Opinion
No. A-9997.
September 2, 1942.
(Syllabus.)
Intoxicating Liquors — Unlawful Possession — Necessary Predicate for Evidence of General Reputation of Place. Before evidence of the general reputation of a place may be received as evidence in a case of unlawful possession of intoxicating liquors, it must be first shown that the place itself was a place of public resort, not merely that it bore such reputation.
Appeal from County Court, Cleveland County; Aubrey C. Moses, Judge.
Turner Culwell and wife were convicted of unlawful possession of intoxicating liquor, and they appeal. Reversed and remanded.
T. Justin Hinshaw and John Law, both of Norman, for plaintiffs in error.
Mac Q. Williamson, Atty. Gen., and J. Walker Field, Asst. Atty. Gen., for defendant in error.
The defendants, Turner Culwell and Mrs. Turner Culwell, were jointly charged in the county court of Cleveland county with the unlawful possession of one-half gallon of whisky, were tried, convicted and sentenced to serve 60 days in the county jail and pay a fine of $100 each, and have appealed.
Three officers testified for the state that they went to the farm home of the defendants on the date in question and found one-half gallon of whisky in a jar in a woodbox. After testifying as to the finding of the whisky, each of the officers, over the objection and exception of the defendants, were asked concerning the reputation of the defendants' home as being a place where whisky is kept for sale, and the officers each testified that the reputation as such place in that community for that purpose was bad.
It is urged that the admission of this testimony without laying a predicate by first showing that said home was a place of public resort is prejudicial error.
The objection of defendants' counsel to this testimony should have been sustained. It clearly appears from the record that the place searched and where the whisky was found was the home of defendants. Some attempt is made to justify the admission of this evidence in the brief of the Attorney General by reference to the testimony of the undersheriff on cross-examination that he had seen people driving out to said premises. No attempt was made by the state to show the home was a place of public resort on direct examination, and this statement by the undersheriff on cross-examination after the evidence had been admitted is too meager to cure the error.

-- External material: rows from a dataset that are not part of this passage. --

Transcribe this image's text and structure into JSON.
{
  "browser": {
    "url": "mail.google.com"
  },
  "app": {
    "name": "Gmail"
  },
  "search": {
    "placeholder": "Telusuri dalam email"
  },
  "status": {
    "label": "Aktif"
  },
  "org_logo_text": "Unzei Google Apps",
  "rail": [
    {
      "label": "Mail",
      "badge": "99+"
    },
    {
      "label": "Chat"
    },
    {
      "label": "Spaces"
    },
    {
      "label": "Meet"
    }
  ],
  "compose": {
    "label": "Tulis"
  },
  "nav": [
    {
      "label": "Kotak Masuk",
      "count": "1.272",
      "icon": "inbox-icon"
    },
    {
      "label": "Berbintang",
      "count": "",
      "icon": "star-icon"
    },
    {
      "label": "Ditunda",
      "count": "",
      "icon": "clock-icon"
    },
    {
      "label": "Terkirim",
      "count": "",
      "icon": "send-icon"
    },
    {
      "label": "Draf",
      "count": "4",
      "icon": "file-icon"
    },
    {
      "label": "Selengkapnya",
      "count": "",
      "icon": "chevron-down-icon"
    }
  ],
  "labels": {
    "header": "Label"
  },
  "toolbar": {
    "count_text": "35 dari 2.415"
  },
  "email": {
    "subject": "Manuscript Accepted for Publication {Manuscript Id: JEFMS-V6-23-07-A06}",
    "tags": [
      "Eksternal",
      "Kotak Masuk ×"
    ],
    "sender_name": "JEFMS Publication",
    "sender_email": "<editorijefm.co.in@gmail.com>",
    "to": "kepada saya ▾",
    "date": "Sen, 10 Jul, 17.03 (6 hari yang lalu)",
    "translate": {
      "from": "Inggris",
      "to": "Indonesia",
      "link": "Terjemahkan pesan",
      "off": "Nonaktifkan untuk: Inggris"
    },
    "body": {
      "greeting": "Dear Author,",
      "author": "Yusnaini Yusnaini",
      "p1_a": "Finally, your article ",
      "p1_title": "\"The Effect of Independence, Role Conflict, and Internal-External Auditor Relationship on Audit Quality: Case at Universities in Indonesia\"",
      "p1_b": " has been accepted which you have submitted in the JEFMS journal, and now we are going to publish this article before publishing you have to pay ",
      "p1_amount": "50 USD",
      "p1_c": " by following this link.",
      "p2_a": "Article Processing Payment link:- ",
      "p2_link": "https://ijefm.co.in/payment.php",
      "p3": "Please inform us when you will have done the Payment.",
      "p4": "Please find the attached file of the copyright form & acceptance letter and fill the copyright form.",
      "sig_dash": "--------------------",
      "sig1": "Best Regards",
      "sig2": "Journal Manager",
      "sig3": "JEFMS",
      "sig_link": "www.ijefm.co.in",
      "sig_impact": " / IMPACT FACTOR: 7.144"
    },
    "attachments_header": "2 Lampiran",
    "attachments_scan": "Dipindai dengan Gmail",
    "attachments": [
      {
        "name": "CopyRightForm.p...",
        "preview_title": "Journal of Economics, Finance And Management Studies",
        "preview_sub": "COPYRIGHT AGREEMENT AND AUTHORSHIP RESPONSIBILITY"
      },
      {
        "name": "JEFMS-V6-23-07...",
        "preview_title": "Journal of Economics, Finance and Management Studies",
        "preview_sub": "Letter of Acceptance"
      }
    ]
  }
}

The testimony of the defendants was to the effect that the whisky was not kept by them for the purpose of sale, but was used strictly as a medicine, and that the whisky which was seized had other compounds mixed with it to give to a mare which was suffering from the colic.
The possession being admitted, the question of intent with which the possession was had was the material element, therefore, which the state had to prove, and the testimony of the officers as to the general reputation of the home of the defendants, no doubt, carried considerable weight with the jury in determining their verdict.
In the recent case of Hopkins v. State, 73 Okla. Cr. 292, 120 P.2d 371, it is stated:
"Before evidence of the general reputation of a place may be received as evidence in a case of unlawful possession of intoxicating liquors, it must be first shown that the place itself was a place of public resort, not merely that it bore such reputation." Conley v. State, 40 Okla. Cr. 128, 267 P. 491; Mason v. State, 53 Okla. Cr. 76, 7 P.2d 492; Garrett v. State, 40 Okla. Cr. 195, 267 P. 683; Yakum v. State, 30 Okla. Cr. 184, 235 P. 253.
For the reason that evidence as to the general reputation of defendants' home was admitted without a proper predicate being laid, the case must be reversed.
This case is accordingly reversed and remanded to the trial court, with instructions to grant defendants a new trial.
BAREFOOT, P. J., and DOYLE, J., concur.